Polymorphisms of endocrine gland-derived vascular endothelial growth factor gene and its receptor genes are associated with recurrent pregnancy loss

Abstract

Endocrine gland-derived vascular endothelial growth factor (EG-VEGF) and its receptor genes [prokineticin receptor 1 (PKR1) and prokineticin receptor 2 (PKR2)] have been identified in the last decade and their expression is restricted to the steroidogenic glands (ovary, testis, adrenal gland and placenta).

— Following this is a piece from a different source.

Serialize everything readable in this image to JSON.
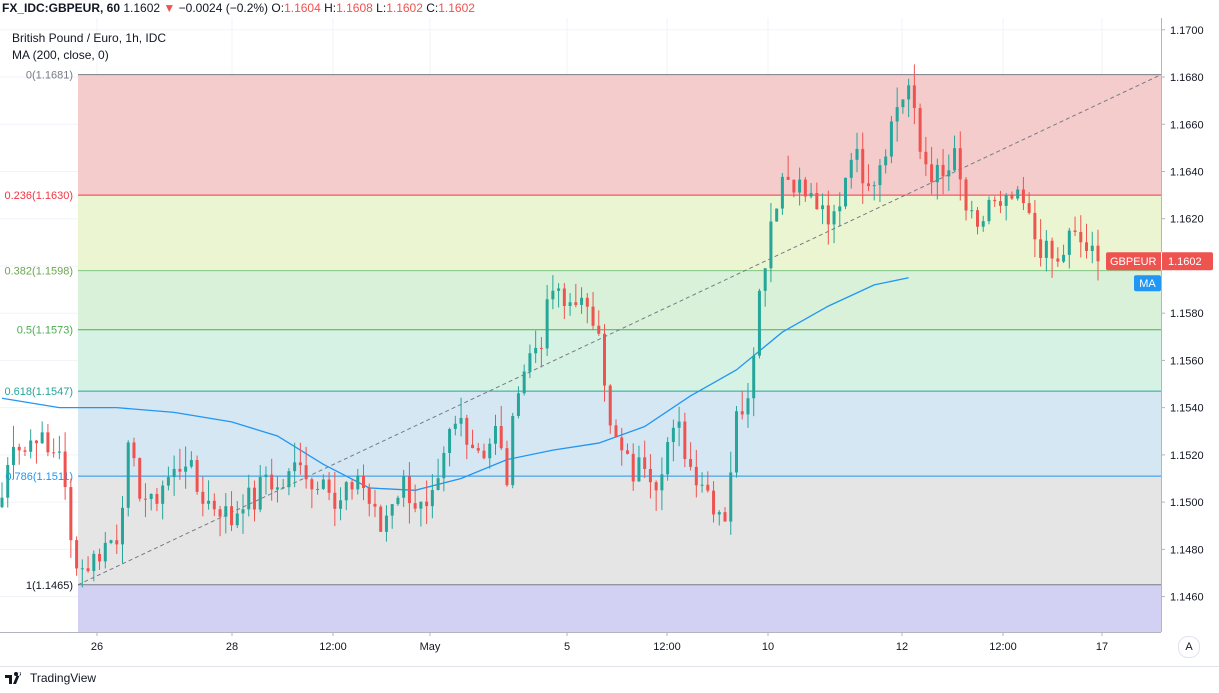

Their expression patterns also suggest a close relationship to early pregnancy. However, little information is available regarding the role of EG-VEGF and its receptors (PKR1 and PKR2) in recurrent pregnancy loss (RPL). This study was conducted to investigate the association between polymorphisms of EG-VEGF and its receptor genes (PKR1 and PKR2) and idiopathic RPL. In this case-control study, 115 women with a history of idiopathic RPL and 170 controls were included. A total of 11 tag single nucleotide polymorphisms (SNPs) selected from EG-VEGF, PKR1 and PKR2 were genotyped. We further used multifactor dimensionality reduction (MDR) analysis to choose a best model and evaluate gene-gene interactions. Two tag SNPs of PKR1 (rs4627609, rs6731838) and one tag SNP of PKR2 (rs6053283) were significantly associated with idiopathic RPL (P < 0.05). The frequencies of haplotypes C-G and T-A of PKR1 and haplotype A-G-C-G-G of PKR2 were significantly increased in women with idiopathic RPL (P < 0.05); MDR tests revealed gene-gene interactions between three loci [EG-VEGF (rs7513898), PKR1(rs6731838), PKR2(rs6053283)] based on the association model (P = 0.008). The adjusted odds ratio of high- and low-risk genotype combinations in the three-locus model was 3.94 (95% confidence interval: 2.38-6.52). EG-VEGF receptor (PKR1, PKR2) gene polymorphisms and haplotypes were associated with idiopathic RPL. These three genes (EG-VEGF, PKR1 and PRK2) jointly contribute to RPL in the Taiwanese Han population.